Woordenboek der Grieksche en Romeinsche Oudheid

Z.C. de Boer, J.G. Schlimmer (1910)

Gepubliceerd op 18-06-2019

Horatii

betekenis & definitie

Horatii - een patricisch geslacht. 1) De drie gebroeders, die, volgens het verhaal, onder de regeering van Tullus Hostilius den oorlog met Alba Longa beslechtten door een strijd met de drie Curiatii, en waarvan de eenig overgeblevene zijne zuster zou hebben neergestooten, omdat zij haren bruidegom, een der gesneuvelde Curiatii, beweende. V. s. is dit hoog poëtische verhaal aan een fabula praetexta van Ennius ontleend.—2) M. Horatius Pulvillus, een der consuls uit het eerste jaar der rom. republiek; hij wijdde den tempel van Jupiter Capitolīnus.—3) P.

Horatius Cocles (de éénoogige) verdedigde de houten paalbrug over den Tiber tegen de aandringende soldaten van Porsēna, totdat zijne medeburgers de brug achter hem hadden afgebroken. Toen sprong hij in de rivier en kwam behouden in de stad terug, in weerwil eener hagelbui van pijlen. Zijne medeburgers richtten voor hem een standbeeld op en schonken hem zooveel land, als hij in een dag kon omploegen.—4) C.

Horatius Pulvillus, consul in 477, sloeg de aanvallen der Volscen en Etruscers af, die Rome bijna hadden vermeesterd. In 457 was hij andermaal consul en overwon toen de Aequers.—5) M. Horatius Barbātus, consul in 449, herstelde met zijn ambtgenoot L.

Valerius Poplicola wat de tienmannen bedorven hadden, verzoende de beide standen te Rome, bracht de beroemde leges Horatiae Valeriae (z.a.) tot stand, en behaalde eene groote overwinning op de Sabijnen.—6) Niet tot deze gens behoorde de beroemde dichter Q.

Horatius Flaccus, de zoon van een vrijgelatene, geboren te Venusia in het jaar 65. Zijn vader zorgde met den meesten ijver voor zijne opvoeding en ging te Rome wonen, om zijn zoon de beste meesters te kunnen geven.

Op zijn negentiende jaar ging H. te Athene zijne studiën voltooien. In 44 was hij krijgstribuun in het leger van Brutus en deelde in de nederlaag bij Philippi. In dezen burgeroorlog verloor hij zijn vaderlijk erfgoed, zoodat hij als scriba zijn brood moest verdienen.

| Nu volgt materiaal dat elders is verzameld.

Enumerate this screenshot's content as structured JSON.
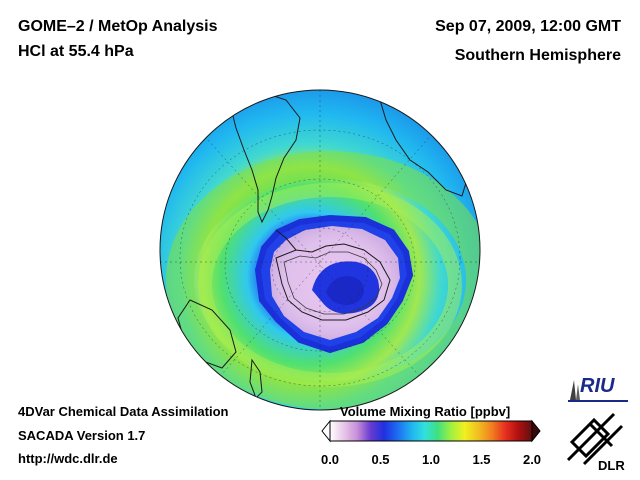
{
  "header": {
    "title_line1": "GOME–2 / MetOp Analysis",
    "title_line2": "HCl at 55.4 hPa",
    "datetime": "Sep 07, 2009, 12:00 GMT",
    "region": "Southern Hemisphere"
  },
  "footer": {
    "line1": "4DVar Chemical Data Assimilation",
    "line2": "SACADA Version 1.7",
    "url": "http://wdc.dlr.de"
  },
  "colorbar": {
    "label": "Volume Mixing Ratio [ppbv]",
    "ticks": [
      "0.0",
      "0.5",
      "1.0",
      "1.5",
      "2.0"
    ],
    "range": [
      0.0,
      2.0
    ],
    "stops": [
      "#ffffff",
      "#e8c8e8",
      "#c890d8",
      "#6a3cd0",
      "#2030e0",
      "#1e6cf0",
      "#20b0f0",
      "#30e0e0",
      "#40e080",
      "#a0f040",
      "#f0f020",
      "#f0c020",
      "#f08020",
      "#e83020",
      "#b01010",
      "#601010"
    ]
  },
  "logos": {
    "riu": "RIU",
    "dlr": "DLR"
  },
  "icons": {
    "globe": "southern-hemisphere-globe",
    "dlr_logo": "dlr-logo-icon",
    "riu_logo": "riu-logo-icon"
  }
}
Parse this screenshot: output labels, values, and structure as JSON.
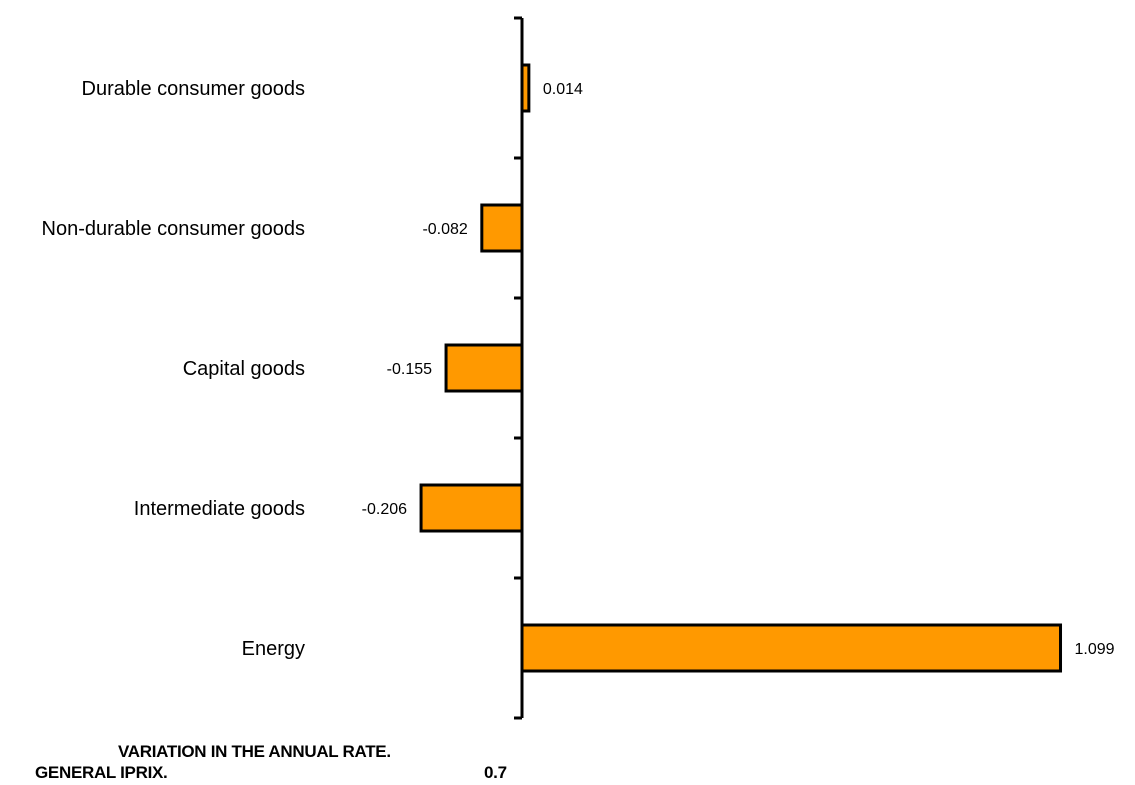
{
  "chart_data": {
    "type": "bar",
    "orientation": "horizontal",
    "categories": [
      "Durable consumer goods",
      "Non-durable consumer goods",
      "Capital goods",
      "Intermediate goods",
      "Energy"
    ],
    "values": [
      0.014,
      -0.082,
      -0.155,
      -0.206,
      1.099
    ],
    "value_labels": [
      "0.014",
      "-0.082",
      "-0.155",
      "-0.206",
      "1.099"
    ],
    "title": "",
    "xlabel": "",
    "ylabel": "",
    "grid": false,
    "bar_color": "#FF9900",
    "bar_edge_color": "#000000"
  },
  "footer": {
    "line1": "VARIATION IN THE ANNUAL RATE.",
    "line2": "GENERAL IPRIX.",
    "general_value": "0.7"
  }
}
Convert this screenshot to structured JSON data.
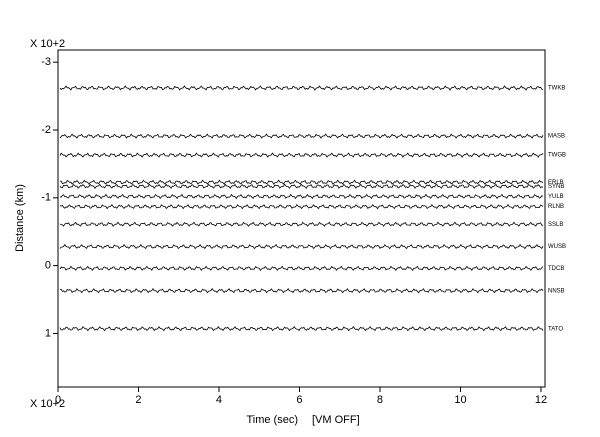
{
  "chart_data": {
    "type": "record-section",
    "y_label": "Distance (km)",
    "y_multiplier": "X 10+2",
    "x_label": "Time (sec)",
    "annotation": "[VM OFF]",
    "x_multiplier": "X 10+2",
    "xlim": [
      0,
      12.1
    ],
    "xticks": [
      0,
      2,
      4,
      6,
      8,
      10,
      12
    ],
    "ylim": [
      -3.18,
      1.79
    ],
    "y_inverted": true,
    "yticks": [
      -3,
      -2,
      -1,
      0,
      1
    ],
    "color": "#000000",
    "traces": [
      {
        "name": "TWKB",
        "distance": -2.62
      },
      {
        "name": "MASB",
        "distance": -1.91
      },
      {
        "name": "TWGB",
        "distance": -1.63
      },
      {
        "name": "ERLB",
        "distance": -1.23
      },
      {
        "name": "SYNB",
        "distance": -1.17
      },
      {
        "name": "YULB",
        "distance": -1.02
      },
      {
        "name": "RLNB",
        "distance": -0.87
      },
      {
        "name": "SSLB",
        "distance": -0.61
      },
      {
        "name": "WUSB",
        "distance": -0.28
      },
      {
        "name": "TDCB",
        "distance": 0.04
      },
      {
        "name": "NNSB",
        "distance": 0.37
      },
      {
        "name": "TATO",
        "distance": 0.93
      }
    ]
  }
}
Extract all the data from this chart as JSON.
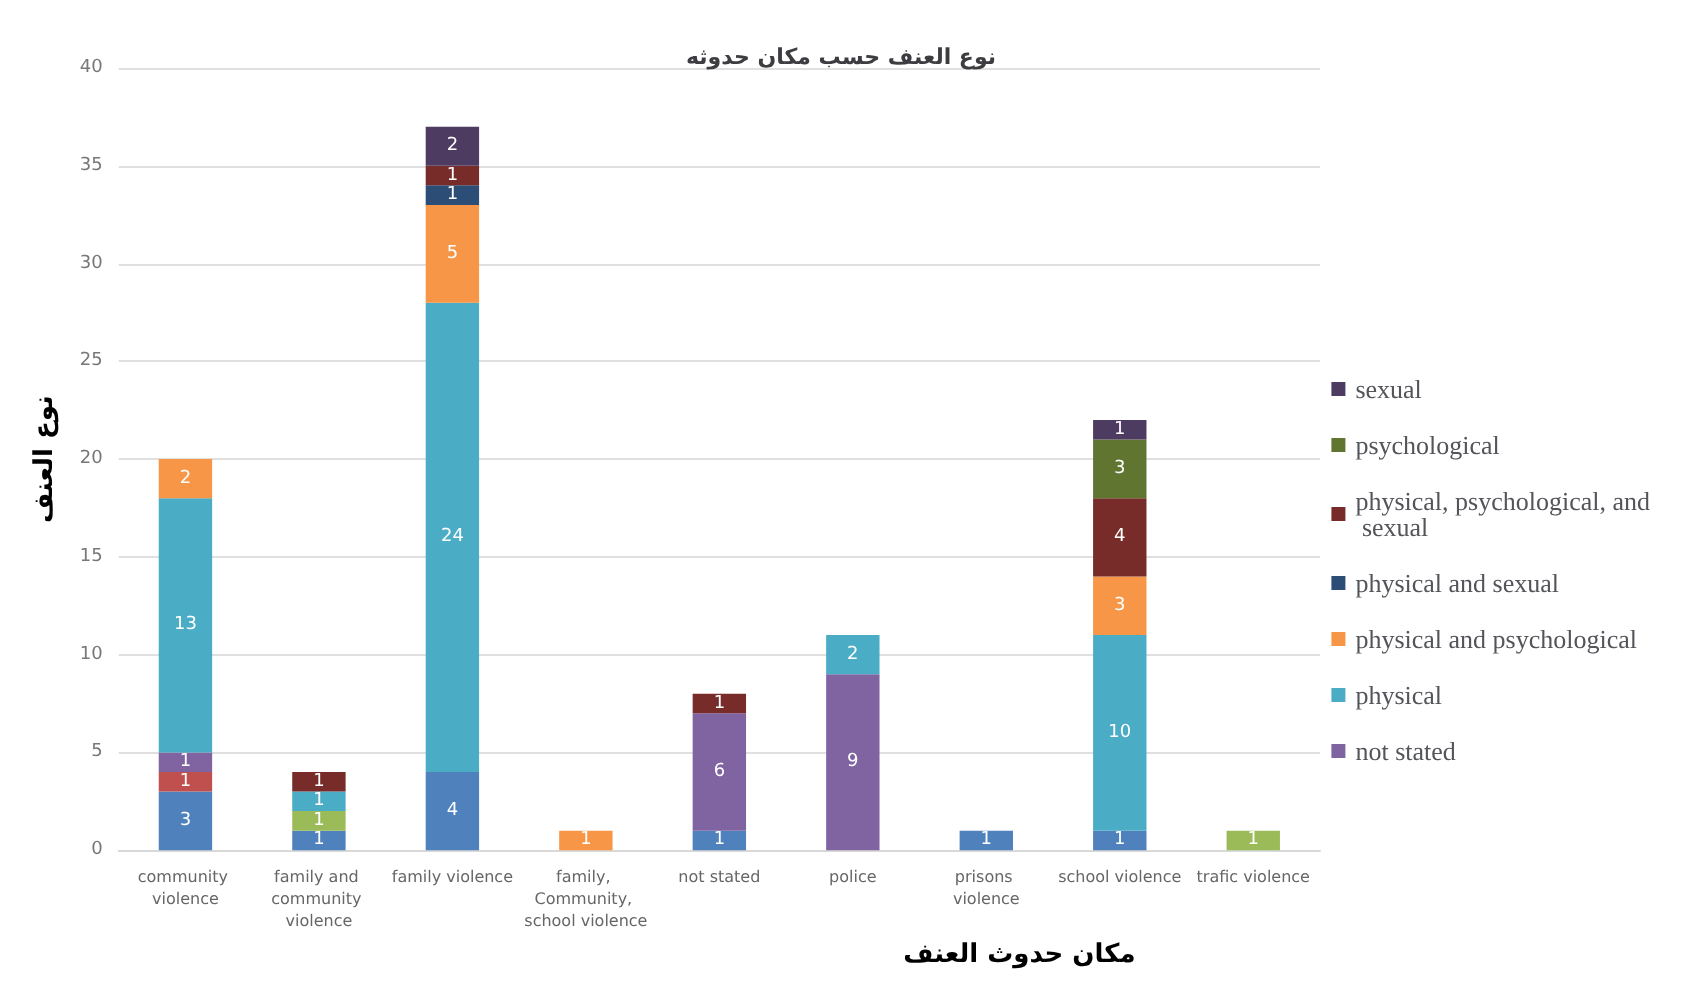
{
  "chart_data": {
    "type": "bar",
    "stacked": true,
    "title": "نوع العنف حسب مكان حدوثه",
    "xlabel": "مكان حدوث العنف",
    "ylabel": "نوع العنف",
    "categories": [
      "community violence",
      "family and community violence",
      "family violence",
      "family, Community, school violence",
      "not stated",
      "police",
      "prisons violence",
      "school violence",
      "trafic violence"
    ],
    "series": [
      {
        "color": "#4f81bd",
        "values": [
          3,
          1,
          4,
          null,
          1,
          null,
          1,
          1,
          null
        ]
      },
      {
        "color": "#c0504d",
        "values": [
          1,
          null,
          null,
          null,
          null,
          null,
          null,
          null,
          null
        ]
      },
      {
        "color": "#9bbb59",
        "values": [
          null,
          1,
          null,
          null,
          null,
          null,
          null,
          null,
          1
        ]
      },
      {
        "name": "not stated",
        "color": "#8064a2",
        "values": [
          1,
          null,
          null,
          null,
          6,
          9,
          null,
          null,
          null
        ]
      },
      {
        "name": "physical",
        "color": "#4bacc6",
        "values": [
          13,
          1,
          24,
          null,
          null,
          2,
          null,
          10,
          null
        ]
      },
      {
        "name": "physical and psychological",
        "color": "#f79646",
        "values": [
          2,
          null,
          5,
          1,
          null,
          null,
          null,
          3,
          null
        ]
      },
      {
        "name": "physical and sexual",
        "color": "#2c4d75",
        "values": [
          null,
          null,
          1,
          null,
          null,
          null,
          null,
          null,
          null
        ]
      },
      {
        "name": "physical, psychological, and sexual",
        "color": "#772c2a",
        "values": [
          null,
          1,
          1,
          null,
          1,
          null,
          null,
          4,
          null
        ]
      },
      {
        "name": "psychological",
        "color": "#5f7530",
        "values": [
          null,
          null,
          null,
          null,
          null,
          null,
          null,
          3,
          null
        ]
      },
      {
        "name": "sexual",
        "color": "#4d3b62",
        "values": [
          null,
          null,
          2,
          null,
          null,
          null,
          null,
          1,
          null
        ]
      }
    ],
    "ylim": [
      0,
      40
    ],
    "yticks": [
      0,
      5,
      10,
      15,
      20,
      25,
      30,
      35,
      40
    ],
    "grid": "y",
    "legend": "right",
    "data_labels": true
  }
}
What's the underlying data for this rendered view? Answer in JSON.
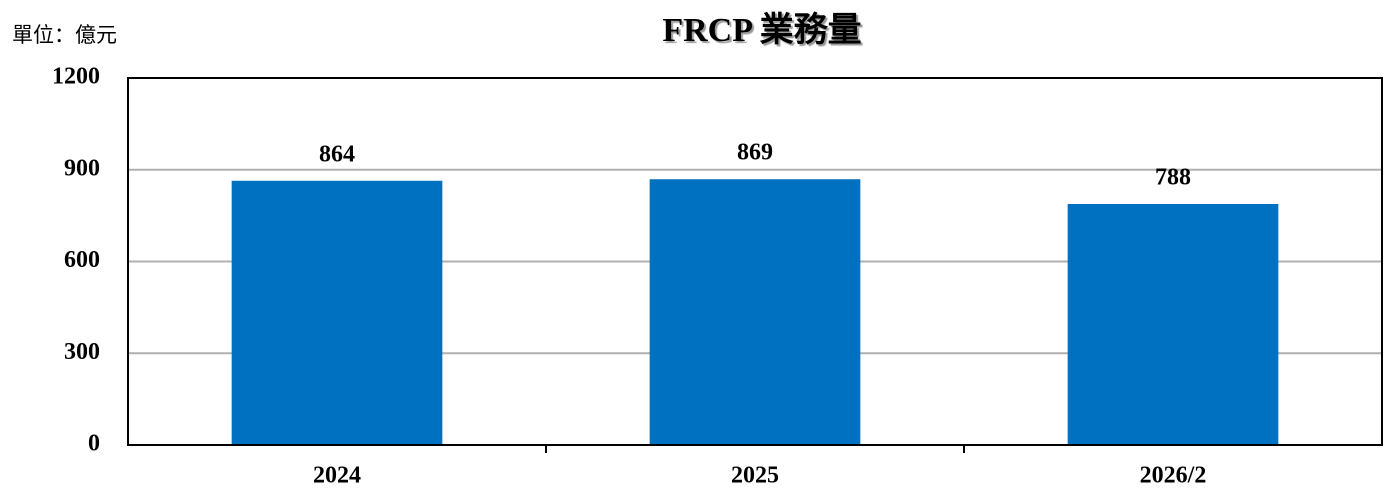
{
  "chart_data": {
    "type": "bar",
    "title": "FRCP 業務量",
    "unit_label": "單位：億元",
    "categories": [
      "2024",
      "2025",
      "2026/2"
    ],
    "values": [
      864,
      869,
      788
    ],
    "color": "#0070c0",
    "ylim": [
      0,
      1200
    ],
    "yticks": [
      0,
      300,
      600,
      900,
      1200
    ],
    "grid": true
  }
}
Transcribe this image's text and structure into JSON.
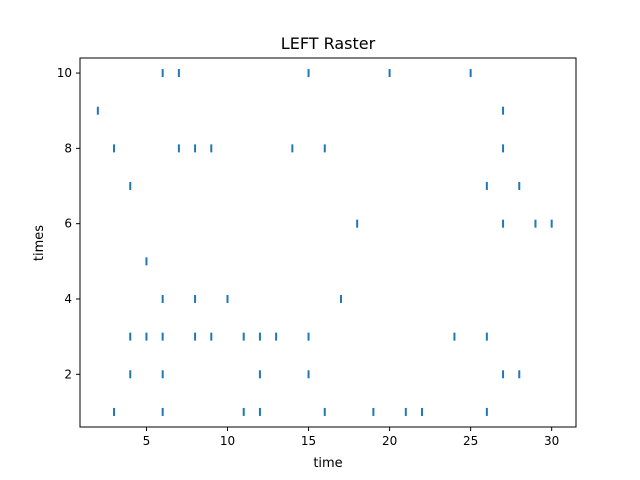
{
  "chart_data": {
    "type": "scatter",
    "title": "LEFT Raster",
    "xlabel": "time",
    "ylabel": "times",
    "xlim": [
      0.9,
      31.5
    ],
    "ylim": [
      0.6,
      10.4
    ],
    "xticks": [
      5,
      10,
      15,
      20,
      25,
      30
    ],
    "yticks": [
      2,
      4,
      6,
      8,
      10
    ],
    "grid": false,
    "marker": "vertical-line",
    "color": "#1f77b4",
    "rows": [
      {
        "y": 1,
        "x": [
          3,
          6,
          11,
          12,
          16,
          19,
          21,
          22,
          26
        ]
      },
      {
        "y": 2,
        "x": [
          4,
          6,
          12,
          15,
          27,
          28
        ]
      },
      {
        "y": 3,
        "x": [
          4,
          5,
          6,
          8,
          9,
          11,
          12,
          13,
          15,
          24,
          26
        ]
      },
      {
        "y": 4,
        "x": [
          6,
          8,
          10,
          17
        ]
      },
      {
        "y": 5,
        "x": [
          5
        ]
      },
      {
        "y": 6,
        "x": [
          18,
          27,
          29,
          30
        ]
      },
      {
        "y": 7,
        "x": [
          4,
          26,
          28
        ]
      },
      {
        "y": 8,
        "x": [
          3,
          7,
          8,
          9,
          14,
          16,
          27
        ]
      },
      {
        "y": 9,
        "x": [
          2,
          27
        ]
      },
      {
        "y": 10,
        "x": [
          6,
          7,
          15,
          20,
          25
        ]
      }
    ]
  }
}
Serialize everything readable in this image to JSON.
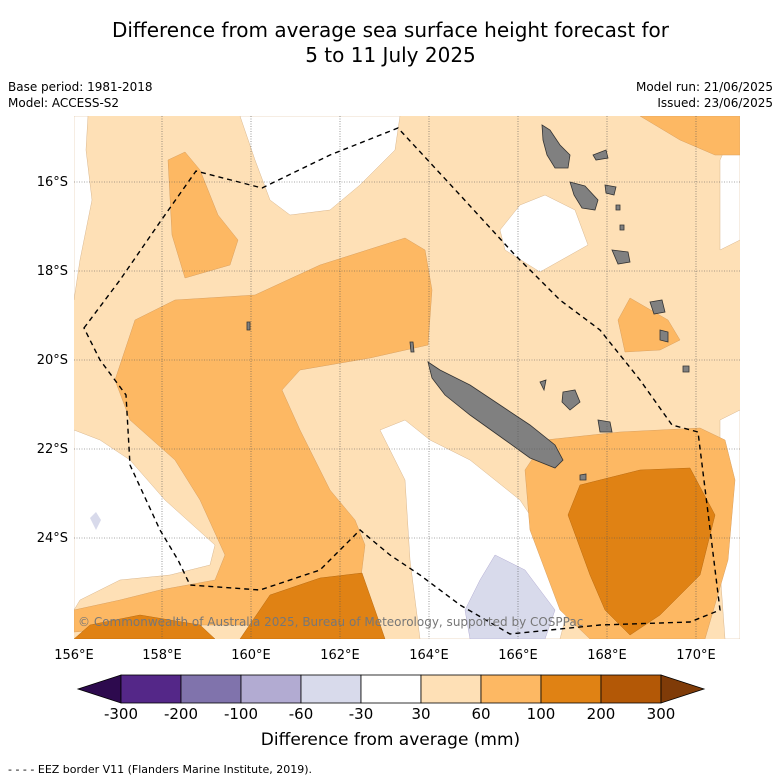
{
  "title_line1": "Difference from average sea surface height forecast for",
  "title_line2": "5 to 11 July 2025",
  "base_period": "Base period: 1981-2018",
  "model": "Model: ACCESS-S2",
  "model_run": "Model run: 21/06/2025",
  "issued": "Issued: 23/06/2025",
  "lon_ticks": [
    "156°E",
    "158°E",
    "160°E",
    "162°E",
    "164°E",
    "166°E",
    "168°E",
    "170°E"
  ],
  "lat_ticks": [
    "16°S",
    "18°S",
    "20°S",
    "22°S",
    "24°S"
  ],
  "copyright": "© Commonwealth of Australia 2025, Bureau of Meteorology, supported by COSPPac",
  "colorbar": {
    "title": "Difference from average (mm)",
    "labels": [
      "-300",
      "-200",
      "-100",
      "-60",
      "-30",
      "30",
      "60",
      "100",
      "200",
      "300"
    ],
    "colors": {
      "below_-300": "#2d0a4e",
      "-300_-200": "#542788",
      "-200_-100": "#8073ac",
      "-100_-60": "#b2abd2",
      "-60_-30": "#d8daeb",
      "-30_30": "#ffffff",
      "30_60": "#fee0b6",
      "60_100": "#fdb863",
      "100_200": "#e08214",
      "200_300": "#b35806",
      "above_300": "#7f3b08"
    }
  },
  "legend_note": "- -  - -  EEZ border V11 (Flanders Marine Institute, 2019)."
}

Doch de dichters Varius en Vergilius bevalen hem bij Maecēnas aan, die hem bij zich ontbood (38), en hem wel eerst na 9 maanden opnieuw tot zich riep, maar hem toen ook in den kring zijner vrienden opnam, waarvan hij spoedig een onmisbaar lid werd. Van Maecenas kreeg hij (33) een klein landgoed, het Sabīnum bij Tibur, ten geschenke, dat zijn geliefkoosd verblijf werd.

Hij stierf, kort na Maecenas, in het jaar 8, ongehuwd.

Horatius bracht als lierdichter het eerst grieksche maten van de oude Grieksche dichters op latijnschen bodem over. Zijne levensrichting was over het algemeen de epicureïsche; gaarne genoot hij het goede; toch kon hij ook sober en eenvoudig leven en zich naarde omstandigheden schikken als de beste stoicijn. In het staatkundige was de slag hij Philippi het graf zijner idealen geweest, in Octaviānus zag hij voortaan den man, die den lang gehoopten vrede aan de wereld zou schenken. Wij bezitten van hem: Carmina of Odae (4 boeken), Epodon liber (z. Epodus no. 3), het Carmen saeculare, Satirae (2 boeken), Epistulae (2 boeken), waarvan de beroemdste de Epistula ad Pisones of Ars poetica.